Arda Guler y Kylian Mbappé es por números y de largo la sociedad que más se entiende en este Real Madrid. Es por juego, la mejor hasta ahora –si los Vinicius o Bellingham no dicen lo contrario– en lo que va de curso. La cura, el remedio, la fórmula del éxito estaba donde siempre en el Bernabéu. Ganar, ganar y convencer. De momento, van por lo primero. Lo más urgente. Hay cosas que no cambian, la pócima de la victoria, pero sí estrellas que cambian partidos. El Madrid de Arbeloa, el que practica este juego sin adornos, encuentra el camino en una dupla que es puro fútbol: pase y remate. Sin más.

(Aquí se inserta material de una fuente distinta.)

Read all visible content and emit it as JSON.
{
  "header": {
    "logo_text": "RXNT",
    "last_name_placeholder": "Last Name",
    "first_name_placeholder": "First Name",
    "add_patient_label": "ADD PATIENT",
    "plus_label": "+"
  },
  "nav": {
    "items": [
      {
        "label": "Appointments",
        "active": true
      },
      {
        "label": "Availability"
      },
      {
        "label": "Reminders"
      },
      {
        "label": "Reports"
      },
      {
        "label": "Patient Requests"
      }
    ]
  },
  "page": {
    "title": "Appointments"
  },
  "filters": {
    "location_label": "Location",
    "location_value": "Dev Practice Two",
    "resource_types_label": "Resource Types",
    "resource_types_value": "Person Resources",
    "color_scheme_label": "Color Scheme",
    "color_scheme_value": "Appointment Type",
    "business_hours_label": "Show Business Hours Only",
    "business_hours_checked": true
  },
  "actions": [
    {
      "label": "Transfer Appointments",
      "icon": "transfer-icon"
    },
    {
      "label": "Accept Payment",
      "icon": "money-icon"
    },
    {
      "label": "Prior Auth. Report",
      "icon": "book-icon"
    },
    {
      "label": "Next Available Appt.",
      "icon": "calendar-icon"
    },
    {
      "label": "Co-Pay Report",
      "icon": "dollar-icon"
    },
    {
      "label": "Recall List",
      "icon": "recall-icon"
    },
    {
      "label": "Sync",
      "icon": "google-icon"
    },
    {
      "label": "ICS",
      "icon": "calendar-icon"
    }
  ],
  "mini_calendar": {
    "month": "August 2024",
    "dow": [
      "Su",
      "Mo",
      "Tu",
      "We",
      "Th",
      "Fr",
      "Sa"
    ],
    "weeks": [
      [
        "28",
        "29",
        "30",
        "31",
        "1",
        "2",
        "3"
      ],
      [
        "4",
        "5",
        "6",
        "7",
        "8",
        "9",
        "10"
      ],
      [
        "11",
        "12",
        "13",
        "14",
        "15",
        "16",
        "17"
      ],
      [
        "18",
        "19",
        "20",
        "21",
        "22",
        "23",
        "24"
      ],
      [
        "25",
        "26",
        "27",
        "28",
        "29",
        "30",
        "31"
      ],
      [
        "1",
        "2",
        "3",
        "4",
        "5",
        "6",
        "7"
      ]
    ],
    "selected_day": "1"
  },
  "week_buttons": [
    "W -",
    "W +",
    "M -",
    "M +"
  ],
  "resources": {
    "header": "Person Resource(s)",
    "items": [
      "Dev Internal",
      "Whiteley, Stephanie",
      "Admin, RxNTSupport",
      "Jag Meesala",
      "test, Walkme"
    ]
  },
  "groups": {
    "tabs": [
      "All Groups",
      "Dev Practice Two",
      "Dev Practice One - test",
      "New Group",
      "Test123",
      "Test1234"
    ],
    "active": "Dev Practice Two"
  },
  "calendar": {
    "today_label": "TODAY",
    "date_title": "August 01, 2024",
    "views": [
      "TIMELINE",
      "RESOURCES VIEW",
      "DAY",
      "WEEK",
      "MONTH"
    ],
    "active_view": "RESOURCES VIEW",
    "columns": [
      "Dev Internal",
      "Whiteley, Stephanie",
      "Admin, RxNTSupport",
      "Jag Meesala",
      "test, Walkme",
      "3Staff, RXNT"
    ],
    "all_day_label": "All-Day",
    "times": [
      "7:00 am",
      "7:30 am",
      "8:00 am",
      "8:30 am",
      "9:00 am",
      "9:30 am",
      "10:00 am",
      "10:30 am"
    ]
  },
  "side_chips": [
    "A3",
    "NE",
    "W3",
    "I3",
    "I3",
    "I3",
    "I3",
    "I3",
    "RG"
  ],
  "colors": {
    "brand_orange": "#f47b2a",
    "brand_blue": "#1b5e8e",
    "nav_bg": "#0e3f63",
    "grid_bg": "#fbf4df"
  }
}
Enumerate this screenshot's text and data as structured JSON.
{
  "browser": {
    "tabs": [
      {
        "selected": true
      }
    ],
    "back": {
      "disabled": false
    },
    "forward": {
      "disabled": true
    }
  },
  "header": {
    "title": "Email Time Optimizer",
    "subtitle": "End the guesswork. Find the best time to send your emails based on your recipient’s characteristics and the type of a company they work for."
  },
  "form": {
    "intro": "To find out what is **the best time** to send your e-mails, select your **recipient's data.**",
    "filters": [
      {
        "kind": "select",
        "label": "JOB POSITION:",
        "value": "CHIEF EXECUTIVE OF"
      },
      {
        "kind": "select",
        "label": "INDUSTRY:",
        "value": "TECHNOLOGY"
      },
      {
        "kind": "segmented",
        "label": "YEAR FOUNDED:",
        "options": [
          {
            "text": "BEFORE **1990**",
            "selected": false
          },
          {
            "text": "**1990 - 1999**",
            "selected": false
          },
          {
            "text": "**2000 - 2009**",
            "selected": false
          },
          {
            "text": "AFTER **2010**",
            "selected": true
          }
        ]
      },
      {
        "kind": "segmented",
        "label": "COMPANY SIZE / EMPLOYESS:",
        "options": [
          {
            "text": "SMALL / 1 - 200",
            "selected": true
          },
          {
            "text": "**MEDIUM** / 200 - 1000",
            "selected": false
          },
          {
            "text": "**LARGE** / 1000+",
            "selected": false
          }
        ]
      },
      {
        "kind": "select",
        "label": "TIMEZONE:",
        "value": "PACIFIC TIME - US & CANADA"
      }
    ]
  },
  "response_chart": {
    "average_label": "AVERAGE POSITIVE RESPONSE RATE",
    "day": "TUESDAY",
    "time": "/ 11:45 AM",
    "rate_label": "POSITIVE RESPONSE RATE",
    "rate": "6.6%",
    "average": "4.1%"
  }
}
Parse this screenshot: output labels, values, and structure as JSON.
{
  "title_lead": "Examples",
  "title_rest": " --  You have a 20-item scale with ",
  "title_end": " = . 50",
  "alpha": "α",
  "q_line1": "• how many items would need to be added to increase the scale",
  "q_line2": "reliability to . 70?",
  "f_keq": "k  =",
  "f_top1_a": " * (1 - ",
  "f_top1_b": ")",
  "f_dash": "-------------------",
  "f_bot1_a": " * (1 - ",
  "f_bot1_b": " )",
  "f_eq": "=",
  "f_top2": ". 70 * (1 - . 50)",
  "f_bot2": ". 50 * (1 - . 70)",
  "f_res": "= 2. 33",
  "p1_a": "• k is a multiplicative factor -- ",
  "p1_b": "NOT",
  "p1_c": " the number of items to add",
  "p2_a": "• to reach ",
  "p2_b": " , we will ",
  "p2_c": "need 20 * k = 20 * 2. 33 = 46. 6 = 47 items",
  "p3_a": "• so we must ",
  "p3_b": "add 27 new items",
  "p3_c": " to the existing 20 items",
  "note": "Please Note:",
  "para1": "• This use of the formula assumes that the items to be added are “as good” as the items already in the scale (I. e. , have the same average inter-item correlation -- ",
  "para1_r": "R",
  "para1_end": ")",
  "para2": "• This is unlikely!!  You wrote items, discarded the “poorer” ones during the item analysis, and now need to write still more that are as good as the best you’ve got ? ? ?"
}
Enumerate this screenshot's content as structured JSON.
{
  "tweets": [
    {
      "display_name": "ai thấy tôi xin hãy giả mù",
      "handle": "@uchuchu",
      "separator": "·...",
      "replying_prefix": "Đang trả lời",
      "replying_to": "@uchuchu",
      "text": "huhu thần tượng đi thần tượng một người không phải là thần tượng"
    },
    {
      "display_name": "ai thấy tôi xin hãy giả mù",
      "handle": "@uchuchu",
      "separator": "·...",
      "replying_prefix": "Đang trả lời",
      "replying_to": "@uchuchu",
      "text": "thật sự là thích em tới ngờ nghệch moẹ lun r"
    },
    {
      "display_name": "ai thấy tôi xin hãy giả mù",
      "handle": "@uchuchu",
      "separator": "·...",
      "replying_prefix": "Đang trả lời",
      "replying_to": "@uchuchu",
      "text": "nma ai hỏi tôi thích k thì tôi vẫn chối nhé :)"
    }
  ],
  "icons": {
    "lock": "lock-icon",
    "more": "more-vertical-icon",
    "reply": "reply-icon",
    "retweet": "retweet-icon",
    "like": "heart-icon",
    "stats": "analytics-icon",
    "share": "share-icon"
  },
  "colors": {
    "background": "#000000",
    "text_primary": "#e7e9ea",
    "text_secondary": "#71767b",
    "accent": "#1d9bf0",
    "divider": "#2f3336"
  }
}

ZOOM IN: Ganar, Güler y el gol del Mbappé
Parece fácil pero no es sencillo. Porque en mitad de la tormenta y el ruido hay que hacer jugar a un equipo en entredicho, bajo la lupa, y con la moral en mínimos. Lo cierto es que no hay otros dos como Mbappé y Güler en toda Europa. Eso dicen los datos. De los 30 goles del francés, siete surgieron de las botas y el talento del menudo centrocampista otomano. Como lleva diez goles de penalti, el dato es mejor todavía para la conexión Güler-Mbappé. Es, de hecho, más de un tercio del total de los goles en jugada que lleva Kylian. Una de cada tres veces que ve portería se la prepara y sirve él. Y de todas las que reparte el joven genio, porque se le caen los pases de gol con sólo 20 años, el 70 por ciento son para el 10 del Madrid. Se buscan, se encuentran. Siete de cada diez veces decisivos, los que han acabado en gol encuentran la conexión con el francés. Y viceversa, aunque menos, también. El turco es el auténtico conector del equipo y su presencia en el once cerca del delantero galo es ahora mismo capital.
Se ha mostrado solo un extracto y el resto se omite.